Петр казнил сотни стрельцов. Чудовищно! Меченное цифирью, массовое убийство ужасает ум, но не сердце. Иродово злодейство воспринимаешь злодейством Ирода, а не мукой безымянных младенцев. Но вот произносишь имя - возникает "ОН" и - потрясенность... Петр отдал палачу плоть от плоти. Соловьев, философ, не считал его великим человеком. Не потому, что Петр был недостаточно велик, а потому, что Петр был недостаточно человечен. Едва речь заходит о державе, обнаруживается развилка идеи и человечности. Грозный писал Курбскому: величайший из царей, Константин, ради царства сына своего, им же рожденного, убил... "Ради царства" Лютый готов был отдать Город.
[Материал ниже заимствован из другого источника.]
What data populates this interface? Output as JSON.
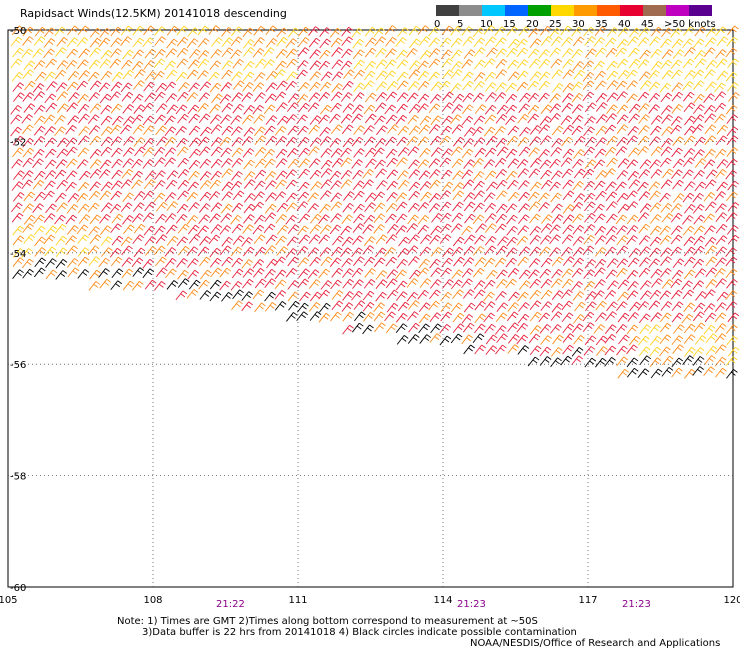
{
  "title": "Rapidsact Winds(12.5KM) 20141018 descending",
  "colorbar": {
    "labels": [
      "0",
      "5",
      "10",
      "15",
      "20",
      "25",
      "30",
      "35",
      "40",
      "45",
      ">50 knots"
    ],
    "colors": [
      "#404040",
      "#8c8c8c",
      "#00c8ff",
      "#0064ff",
      "#00a000",
      "#ffd800",
      "#ff9a00",
      "#ff5a00",
      "#e80030",
      "#a06a50",
      "#c000c0",
      "#5a0090"
    ]
  },
  "map": {
    "lon_ticks": [
      "105",
      "108",
      "111",
      "114",
      "117",
      "120"
    ],
    "lat_ticks": [
      "-50",
      "-52",
      "-54",
      "-56",
      "-58",
      "-60"
    ],
    "lon_range": [
      105,
      120
    ],
    "lat_range": [
      -50,
      -60
    ],
    "swath_southern_edge": [
      [
        105,
        -54.5
      ],
      [
        108,
        -54.8
      ],
      [
        111,
        -55.3
      ],
      [
        114,
        -55.8
      ],
      [
        117,
        -56.2
      ],
      [
        120,
        -56.4
      ]
    ],
    "wind_barb_colors": {
      "dominant": "#e8203c",
      "secondary": "#ff8c1a",
      "light": "#ffd21e",
      "calm_contaminated": "#000000",
      "low": "#189a18"
    }
  },
  "times": [
    "21:22",
    "21:23",
    "21:23"
  ],
  "notes": {
    "line1": "Note: 1) Times are GMT 2)Times along bottom correspond to measurement at ~50S",
    "line2": "3)Data buffer is 22 hrs from 20141018 4) Black circles indicate possible contamination",
    "credit": "NOAA/NESDIS/Office of Research and Applications"
  }
}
А Черчилль - Ковентри. Бульдог знал секретный приказ нацистского командования: дотла разбомбить Ковентри. Упреждение налета дало бы понять врагу, что англичане овладели ключом к архисекретному шифру. В расчете на будущие выгоды от владения этим ключом Черчилль обрек горожан, младенцев и старцев, всех обрек гибели. А Рузвельт, подняв бледные, как у Сперанского, руки, вздохнул: иногда приходится действовать вместо Бога.